The bundle command does not work with cron jobs by default. The reason is that AWS OpsWorks Stacks installs bundler in the /usr/local/bin directory. To use bundle with a cron job, you must explicitly add the path /usr/local/bin to the cron job. Also, because the $PATH environment variable may not expand in the cron job, a best practice is to explicitly add any necessary path information to the job without relying on expansion of the $PATH variable. The following examples show two ways to use bundle in a cron job.

cron "my first task" do path "/usr/local/bin" minute "*/10" command "cd /srv/www/myapp/current && bundle exec my_command" end
cron_env = {"PATH" => "/usr/local/bin"} cron "my second task" do environment cron_env minute "*/10" command "cd /srv/www/myapp/current && /usr/local/bin/bundle exec my_command" end

If your stack has multiple application servers, assigning cronjob.rb to the PHP App Server layer's lifecycle events might not be an ideal approach. For example, the recipe runs on all of the layer's instances, so you will receive multiple reports. A better approach is to use a custom layer to ensure that only one server sends a report.

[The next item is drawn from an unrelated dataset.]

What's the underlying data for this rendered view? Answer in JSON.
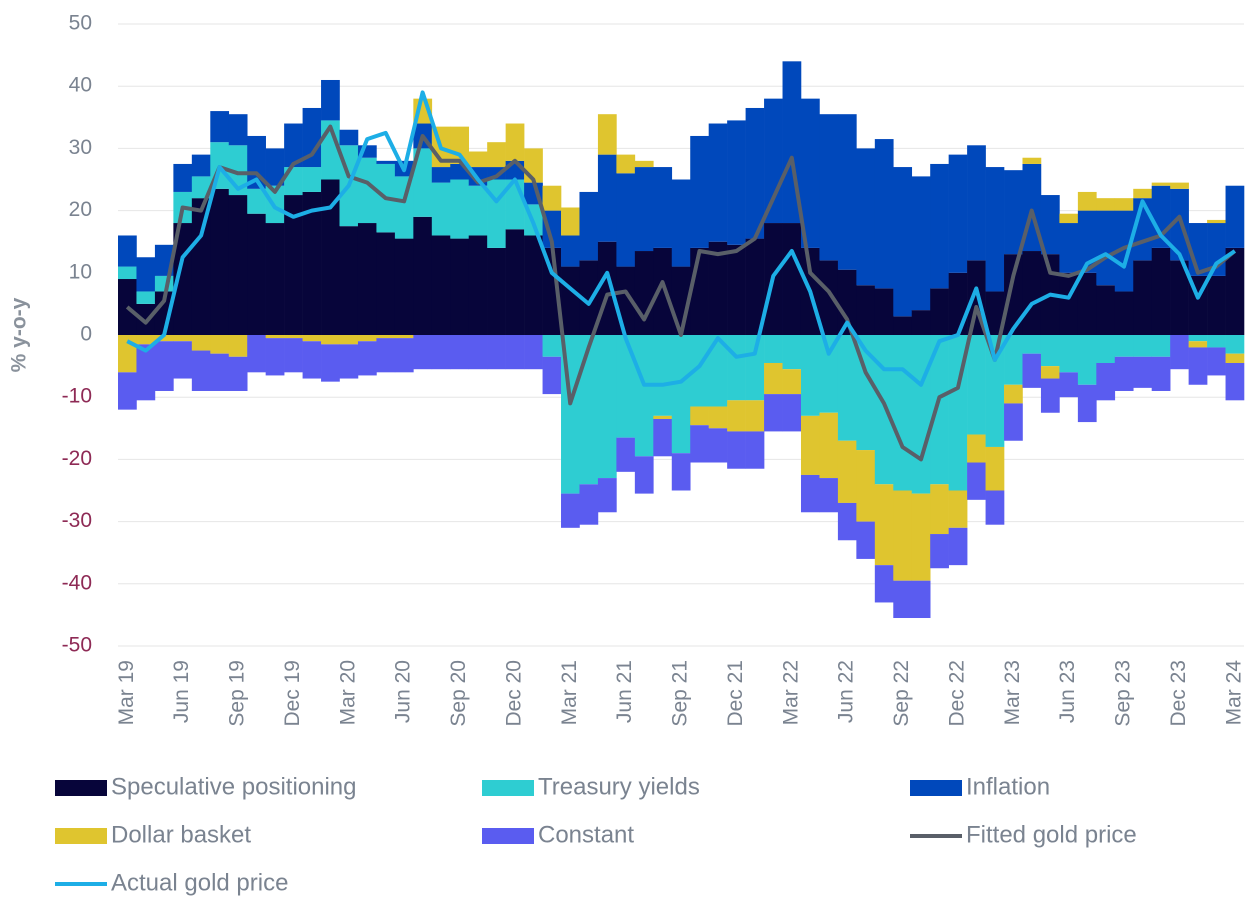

To run a recipe on just one of a layer's instances

  1. Create a custom layer called, for example, PHPAdmin and assign cronjob.rb to its Setup and Deploy events. Custom layers don't necessarily have to do very much. In this case, PHPAdmin just runs one custom recipe on its instances.

  2. Assign one of the PHP App Server instances to AdminLayer. If an instance belongs to more than one layer, AWS OpsWorks Stacks runs each layer's built-in and custom recipes.

Because only one instance belongs to the PHP App Server and PHPAdmin layers, cronjob.rb runs only on that instance and you receive just one report.